Racial composition as of the 2020 census
| Race | Percent |
|---|---|
| White | 86.0% |
| Black or African American | 3.1% |
| American Indian and Alaska Native | 0.8% |
| Asian | 1.3% |
| Native Hawaiian and Other Pacific Islander | 0.1% |
| Some other race | 1.7% |
| Two or more races | 7.1% |
| Hispanic or Latino (of any race) | 9.4% |

==Notable people==
- Colten Brewer, professional baseball player
- Calvin Graham was the youngest U.S. serviceman in WWII enlisting at the age of 12.
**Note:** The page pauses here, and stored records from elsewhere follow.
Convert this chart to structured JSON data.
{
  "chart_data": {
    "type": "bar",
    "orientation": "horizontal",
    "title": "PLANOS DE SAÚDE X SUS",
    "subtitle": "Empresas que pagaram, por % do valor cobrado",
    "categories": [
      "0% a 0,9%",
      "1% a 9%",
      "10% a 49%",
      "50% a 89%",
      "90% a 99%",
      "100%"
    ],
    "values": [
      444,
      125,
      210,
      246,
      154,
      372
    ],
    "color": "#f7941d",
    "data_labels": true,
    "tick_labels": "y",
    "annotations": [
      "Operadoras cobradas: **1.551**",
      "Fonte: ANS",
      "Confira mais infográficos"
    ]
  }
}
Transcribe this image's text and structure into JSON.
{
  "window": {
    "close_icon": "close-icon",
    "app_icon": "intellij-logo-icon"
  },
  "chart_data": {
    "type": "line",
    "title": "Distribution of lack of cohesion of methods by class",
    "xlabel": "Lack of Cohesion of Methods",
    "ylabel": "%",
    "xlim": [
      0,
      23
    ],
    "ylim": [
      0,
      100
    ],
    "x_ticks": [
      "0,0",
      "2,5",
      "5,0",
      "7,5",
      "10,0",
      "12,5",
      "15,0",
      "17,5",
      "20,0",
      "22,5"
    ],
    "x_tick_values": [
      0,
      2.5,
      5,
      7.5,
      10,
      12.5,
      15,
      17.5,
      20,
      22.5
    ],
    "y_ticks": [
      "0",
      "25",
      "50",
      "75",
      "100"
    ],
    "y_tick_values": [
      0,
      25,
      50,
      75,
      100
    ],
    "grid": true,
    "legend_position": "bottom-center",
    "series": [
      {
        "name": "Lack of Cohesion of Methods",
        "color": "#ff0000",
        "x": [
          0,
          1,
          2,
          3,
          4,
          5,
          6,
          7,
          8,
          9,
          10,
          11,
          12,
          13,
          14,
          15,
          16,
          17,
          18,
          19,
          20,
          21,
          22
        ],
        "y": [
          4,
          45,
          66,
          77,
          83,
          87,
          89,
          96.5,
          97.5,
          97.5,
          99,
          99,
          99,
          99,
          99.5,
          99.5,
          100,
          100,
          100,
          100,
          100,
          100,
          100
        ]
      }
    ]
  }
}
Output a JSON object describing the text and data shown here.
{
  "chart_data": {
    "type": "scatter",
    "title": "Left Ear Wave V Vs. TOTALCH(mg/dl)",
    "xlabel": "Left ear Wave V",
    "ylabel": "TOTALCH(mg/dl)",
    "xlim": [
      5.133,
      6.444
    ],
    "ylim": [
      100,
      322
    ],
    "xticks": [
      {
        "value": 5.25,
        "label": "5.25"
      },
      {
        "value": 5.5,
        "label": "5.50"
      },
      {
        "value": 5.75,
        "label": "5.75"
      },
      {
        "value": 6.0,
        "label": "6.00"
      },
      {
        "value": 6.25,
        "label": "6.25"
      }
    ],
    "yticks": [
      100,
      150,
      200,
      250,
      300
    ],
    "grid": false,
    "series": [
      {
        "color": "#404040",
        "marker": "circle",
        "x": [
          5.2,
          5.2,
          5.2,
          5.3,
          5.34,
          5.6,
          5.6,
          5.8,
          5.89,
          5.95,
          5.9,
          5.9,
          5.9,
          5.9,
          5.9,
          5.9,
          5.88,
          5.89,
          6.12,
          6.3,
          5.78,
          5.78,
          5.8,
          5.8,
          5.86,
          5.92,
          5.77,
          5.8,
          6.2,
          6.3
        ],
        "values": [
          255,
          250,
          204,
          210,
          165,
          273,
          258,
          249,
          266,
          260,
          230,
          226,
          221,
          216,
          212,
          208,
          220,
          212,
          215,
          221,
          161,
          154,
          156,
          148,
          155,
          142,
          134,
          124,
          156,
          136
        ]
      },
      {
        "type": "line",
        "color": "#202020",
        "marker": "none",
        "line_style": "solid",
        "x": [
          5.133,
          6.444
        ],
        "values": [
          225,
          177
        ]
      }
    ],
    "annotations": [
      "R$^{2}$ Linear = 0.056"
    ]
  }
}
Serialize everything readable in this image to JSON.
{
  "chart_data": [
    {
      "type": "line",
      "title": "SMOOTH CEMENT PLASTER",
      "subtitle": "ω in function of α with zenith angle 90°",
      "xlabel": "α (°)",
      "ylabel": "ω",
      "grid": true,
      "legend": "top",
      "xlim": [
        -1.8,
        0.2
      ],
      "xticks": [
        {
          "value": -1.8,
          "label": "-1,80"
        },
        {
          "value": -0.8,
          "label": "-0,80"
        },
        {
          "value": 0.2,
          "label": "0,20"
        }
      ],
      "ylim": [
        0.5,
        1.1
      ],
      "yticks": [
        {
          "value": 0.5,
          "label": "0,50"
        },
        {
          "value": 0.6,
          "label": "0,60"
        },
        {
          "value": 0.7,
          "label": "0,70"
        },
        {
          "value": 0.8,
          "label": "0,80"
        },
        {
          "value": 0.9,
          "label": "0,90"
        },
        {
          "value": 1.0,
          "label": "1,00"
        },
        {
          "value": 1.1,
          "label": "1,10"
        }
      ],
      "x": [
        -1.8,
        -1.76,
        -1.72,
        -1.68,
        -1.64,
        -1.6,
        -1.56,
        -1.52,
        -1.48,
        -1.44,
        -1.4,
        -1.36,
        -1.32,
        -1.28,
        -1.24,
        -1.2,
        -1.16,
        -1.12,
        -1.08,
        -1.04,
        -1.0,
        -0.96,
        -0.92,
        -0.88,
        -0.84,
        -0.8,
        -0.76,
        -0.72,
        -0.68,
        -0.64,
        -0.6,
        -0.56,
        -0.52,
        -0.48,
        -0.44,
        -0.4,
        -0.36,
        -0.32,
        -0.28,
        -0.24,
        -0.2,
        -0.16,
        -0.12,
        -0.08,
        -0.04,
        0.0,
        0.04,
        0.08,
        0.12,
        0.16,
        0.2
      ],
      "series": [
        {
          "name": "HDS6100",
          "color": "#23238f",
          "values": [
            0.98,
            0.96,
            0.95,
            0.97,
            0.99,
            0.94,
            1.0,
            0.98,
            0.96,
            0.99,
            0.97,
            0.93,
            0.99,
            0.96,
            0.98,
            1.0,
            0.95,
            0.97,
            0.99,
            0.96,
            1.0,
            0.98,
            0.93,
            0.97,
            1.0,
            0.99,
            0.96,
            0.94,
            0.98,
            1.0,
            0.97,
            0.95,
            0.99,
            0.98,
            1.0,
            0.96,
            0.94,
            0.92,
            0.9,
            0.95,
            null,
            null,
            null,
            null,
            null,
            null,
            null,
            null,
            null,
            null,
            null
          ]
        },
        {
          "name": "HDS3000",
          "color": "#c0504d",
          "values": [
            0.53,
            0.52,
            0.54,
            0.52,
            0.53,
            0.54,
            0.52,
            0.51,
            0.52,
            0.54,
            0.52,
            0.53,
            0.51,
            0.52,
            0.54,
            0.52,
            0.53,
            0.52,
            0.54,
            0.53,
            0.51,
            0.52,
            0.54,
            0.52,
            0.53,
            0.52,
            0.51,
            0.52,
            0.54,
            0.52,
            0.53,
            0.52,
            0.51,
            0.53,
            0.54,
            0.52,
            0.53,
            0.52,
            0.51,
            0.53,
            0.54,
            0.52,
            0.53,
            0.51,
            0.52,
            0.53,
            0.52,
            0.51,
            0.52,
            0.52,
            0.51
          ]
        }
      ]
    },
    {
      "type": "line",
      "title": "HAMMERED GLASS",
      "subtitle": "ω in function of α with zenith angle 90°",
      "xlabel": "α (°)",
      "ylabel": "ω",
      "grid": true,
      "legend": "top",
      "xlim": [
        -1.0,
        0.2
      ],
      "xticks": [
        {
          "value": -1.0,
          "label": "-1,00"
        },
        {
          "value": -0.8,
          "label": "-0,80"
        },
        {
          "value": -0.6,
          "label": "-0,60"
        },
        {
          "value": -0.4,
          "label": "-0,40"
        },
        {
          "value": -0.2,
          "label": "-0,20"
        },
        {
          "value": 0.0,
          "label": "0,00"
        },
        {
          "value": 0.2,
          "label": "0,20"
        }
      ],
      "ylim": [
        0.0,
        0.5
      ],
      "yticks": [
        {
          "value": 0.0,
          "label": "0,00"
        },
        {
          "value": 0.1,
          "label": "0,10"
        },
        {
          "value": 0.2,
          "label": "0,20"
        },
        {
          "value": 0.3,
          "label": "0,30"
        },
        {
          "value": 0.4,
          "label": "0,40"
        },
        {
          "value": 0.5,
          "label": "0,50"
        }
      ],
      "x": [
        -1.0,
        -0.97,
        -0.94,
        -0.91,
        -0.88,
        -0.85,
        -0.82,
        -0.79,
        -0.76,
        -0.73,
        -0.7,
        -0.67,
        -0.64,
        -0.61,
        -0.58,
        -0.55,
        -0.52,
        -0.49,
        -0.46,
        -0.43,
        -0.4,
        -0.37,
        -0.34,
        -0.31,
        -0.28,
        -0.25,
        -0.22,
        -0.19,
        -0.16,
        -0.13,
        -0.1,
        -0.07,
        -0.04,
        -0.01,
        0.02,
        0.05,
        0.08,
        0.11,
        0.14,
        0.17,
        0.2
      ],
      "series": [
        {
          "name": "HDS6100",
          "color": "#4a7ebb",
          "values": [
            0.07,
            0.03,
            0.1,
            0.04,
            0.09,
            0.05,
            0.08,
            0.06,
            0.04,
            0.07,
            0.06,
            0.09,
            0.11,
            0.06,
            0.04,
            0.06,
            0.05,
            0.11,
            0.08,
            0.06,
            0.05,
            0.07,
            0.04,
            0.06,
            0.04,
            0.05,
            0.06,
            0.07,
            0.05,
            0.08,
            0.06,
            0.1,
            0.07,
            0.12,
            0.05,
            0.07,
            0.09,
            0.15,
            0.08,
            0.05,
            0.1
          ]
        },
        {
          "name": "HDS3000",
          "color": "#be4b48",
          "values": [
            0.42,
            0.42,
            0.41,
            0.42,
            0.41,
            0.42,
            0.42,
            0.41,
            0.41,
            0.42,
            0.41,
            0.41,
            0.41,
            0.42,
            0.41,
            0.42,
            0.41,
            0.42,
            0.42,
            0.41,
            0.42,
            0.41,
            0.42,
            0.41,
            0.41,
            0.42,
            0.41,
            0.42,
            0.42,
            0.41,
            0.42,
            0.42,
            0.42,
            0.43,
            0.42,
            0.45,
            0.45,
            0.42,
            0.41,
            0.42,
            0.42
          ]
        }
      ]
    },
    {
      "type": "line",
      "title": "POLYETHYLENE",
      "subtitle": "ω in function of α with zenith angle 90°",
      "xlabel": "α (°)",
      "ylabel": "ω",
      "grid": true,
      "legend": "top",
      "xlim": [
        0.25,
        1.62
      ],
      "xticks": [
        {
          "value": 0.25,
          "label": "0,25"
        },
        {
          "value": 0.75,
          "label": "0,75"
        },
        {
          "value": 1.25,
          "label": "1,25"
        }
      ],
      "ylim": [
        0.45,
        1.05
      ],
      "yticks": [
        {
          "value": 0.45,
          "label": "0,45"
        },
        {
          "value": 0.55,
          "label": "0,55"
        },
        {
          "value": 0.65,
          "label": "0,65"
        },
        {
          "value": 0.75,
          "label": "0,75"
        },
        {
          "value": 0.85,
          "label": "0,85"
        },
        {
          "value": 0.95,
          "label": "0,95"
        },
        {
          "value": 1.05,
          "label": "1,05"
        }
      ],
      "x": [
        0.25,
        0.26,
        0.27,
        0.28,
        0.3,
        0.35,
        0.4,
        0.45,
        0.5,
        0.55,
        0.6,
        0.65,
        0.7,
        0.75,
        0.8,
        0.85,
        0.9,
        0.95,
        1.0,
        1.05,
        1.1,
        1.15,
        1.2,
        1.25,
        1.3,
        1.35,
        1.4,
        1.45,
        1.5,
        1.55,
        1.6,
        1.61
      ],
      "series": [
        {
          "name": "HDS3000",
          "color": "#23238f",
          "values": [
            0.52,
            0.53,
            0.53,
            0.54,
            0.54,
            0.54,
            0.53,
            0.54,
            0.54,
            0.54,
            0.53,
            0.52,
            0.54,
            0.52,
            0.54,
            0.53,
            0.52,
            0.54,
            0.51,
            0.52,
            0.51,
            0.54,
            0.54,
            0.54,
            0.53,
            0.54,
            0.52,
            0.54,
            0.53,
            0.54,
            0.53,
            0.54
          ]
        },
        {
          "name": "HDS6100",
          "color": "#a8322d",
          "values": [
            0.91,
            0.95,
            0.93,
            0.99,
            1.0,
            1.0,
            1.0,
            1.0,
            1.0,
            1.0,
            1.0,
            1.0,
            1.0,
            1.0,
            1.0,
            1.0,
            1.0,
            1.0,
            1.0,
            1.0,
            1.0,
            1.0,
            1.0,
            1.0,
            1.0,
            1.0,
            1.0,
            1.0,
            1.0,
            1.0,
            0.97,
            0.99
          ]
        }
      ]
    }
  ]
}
- James S. Hogg, district attorney in Van Zandt County, was elected governor in 1890
- Jerry Hunt, composer, established IRIDA Records there in 1979
- G. J. Kinne, professional football coach and former player
- Keavon Milton, former professional football player
- Deion Sanders, coach of the Colorado Buffaloes football and former professional football player.

==Popular culture==
On July 21, 2008, Stephen Colbert made a comment on The Colbert Report about John McCain making a campaign stop in Canton, Ohio, and "not the crappy Canton in Georgia." The comment resulted in a local uproar, which prompted Colbert to apologize for the story during his July 30, 2008, show.